Plante dont la racine comestible (de couleur blanche et couverte d'une pellicule roussâtre), est de saveur douce sucrée et aromatique.

Le chervis se cultive en France au XIème siècle et pendant tout le Bas Moyen-Age (le Chervis est cité par Rabelais dans Pantagruel ). Le Cuisinier français de La Varenne en 1651 dit qu'on le sert sur les meilleures tables. Mais, pour La nouvelle maison rustique (an XII): "le goût sucré et doux jusqu'à la fadeur de cette racine lui procure peu de partisans"

Extrait de l'Encyclopédie de Diderot et d'Alembert:

"La racine de chervi est très douce et par conséquent très alimenteuse. On en fait un usage fort commun à titre d'aliment; on la sert sur les meilleures tables, apprêtée de diverses façon. Cette racine passe à juste titre pour fort saine.

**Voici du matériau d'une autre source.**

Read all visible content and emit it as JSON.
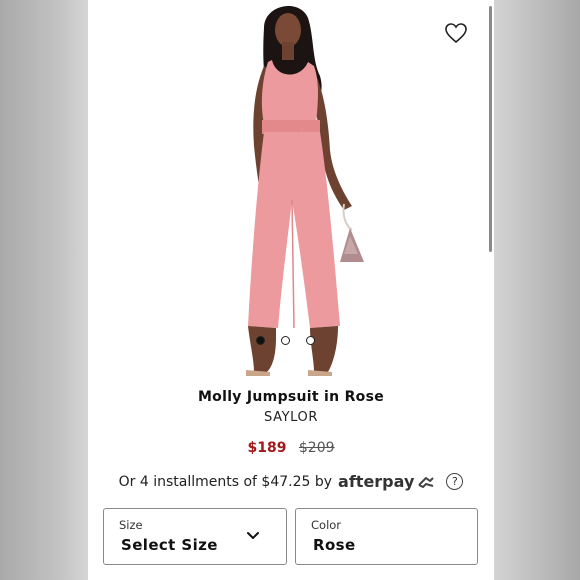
{
  "product": {
    "title": "Molly Jumpsuit in Rose",
    "brand": "SAYLOR",
    "price_sale": "$189",
    "price_original": "$209",
    "image_count": 3,
    "active_image_index": 0
  },
  "afterpay": {
    "text": "Or 4 installments of $47.25 by",
    "logo_text": "afterpay",
    "help_icon": "?"
  },
  "size_select": {
    "label": "Size",
    "value": "Select Size"
  },
  "color_select": {
    "label": "Color",
    "value": "Rose"
  },
  "icons": {
    "favorite": "heart-icon",
    "dropdown": "chevron-down-icon",
    "help": "question-circle-icon",
    "afterpay_arrows": "afterpay-arrows-icon"
  },
  "colors": {
    "sale_price": "#a3191b",
    "jumpsuit": "#ec9a9d"
  }
}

Bocrhaave la recommande dans les crachements et les pissements de sang, et dans les maladies de poitrine qui menacent de la phtisie, dans la strangurie, le tenesme, la dyssenterie et la diarrhée: il conseille ses racines dans ces cas, cuites dans le lait, dans le petit-lait, dans le bouillon de viande, et il les fait entrer dans tous les aliments de ces malades.

Les racines de chervi ont passé encore pour apéritives, diurétiques, vulnéraires, excitant la semence, donnant de l'appétit, mais en général on ne se sert presque pas de ces racines comme médicament.

La racine de chervi est une de celles dont M. Margrass a retiré un beau sucre blanc, peu inférieur à celui des cannes à sucre."